Het is de rijksoverheid die ze op de markt toelaat. Het is diezelfde overheid die afziet van regels. Met als gevolg dat jongeren ze massaal kopen en opvoeren om er vervolgens roekeloos mee rond te scheuren. Ook waar dat niet mag (voetgangersgebieden).
Het is de overheid die de middelen voor politie, justitie en handhavers zodanig heeft gekort dat handelend optreden onmogelijk is geworden. Dus mag de burger het zelf oplossen.
Als die de betrokken jongeren dan aanspreekt volgen scheldwoorden, intimidatie, bedreiging, fysiek geweld. Dus doet een nadenkende burger dat niet. Zeker niet bij gebrek aan ‘steun’ van politie, justitie, handhavers en politici.
Dus de oproep aan de overheid iets te doen. En als die dan niets doet haakt de burger teleurgesteld af. ‘Gooi het maar in mijn pet’.

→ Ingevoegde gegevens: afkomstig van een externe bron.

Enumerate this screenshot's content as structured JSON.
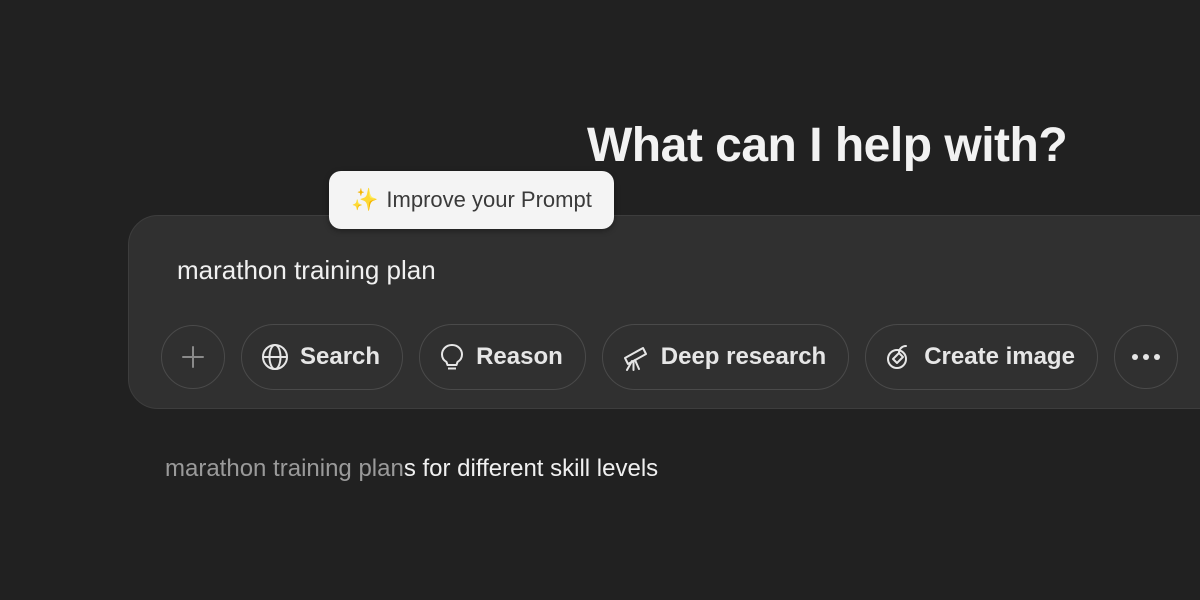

Eigenlijk is Vrooms vraag achterhaald. De doorsnee burger verwacht al niets meer van de overheid. Zie ook de dalende opkomst bij de gemeenteraadsverkiezing in Leidschendam-Voorburg (51,2 procent 2022, 6,2 procent lager dan in 2018). Het vertrouwen is grotendeels weg.
Martijn Vroom eindigt zijn stuk met deze zin: ‘de balans in wie-pakt-wat-op is wellicht een gedachte waard’. Daar gaat het echter niet om. Het gaat erom dat politici hun gedrag veranderen. Ze zouden moeten doen wat ze de burgers beloven en toezeggen.
Waarbij ze ook moeten aangeven wat ze niet (meer) willen doen. Om vervolgens een voor eenieder aanvaardbaar alternatief te presenteren wars van verkapte bezuinigingen of het afschuiven van de verantwoordelijkheid aan een andere instantie onder het mom ‘zoek het maar uit’.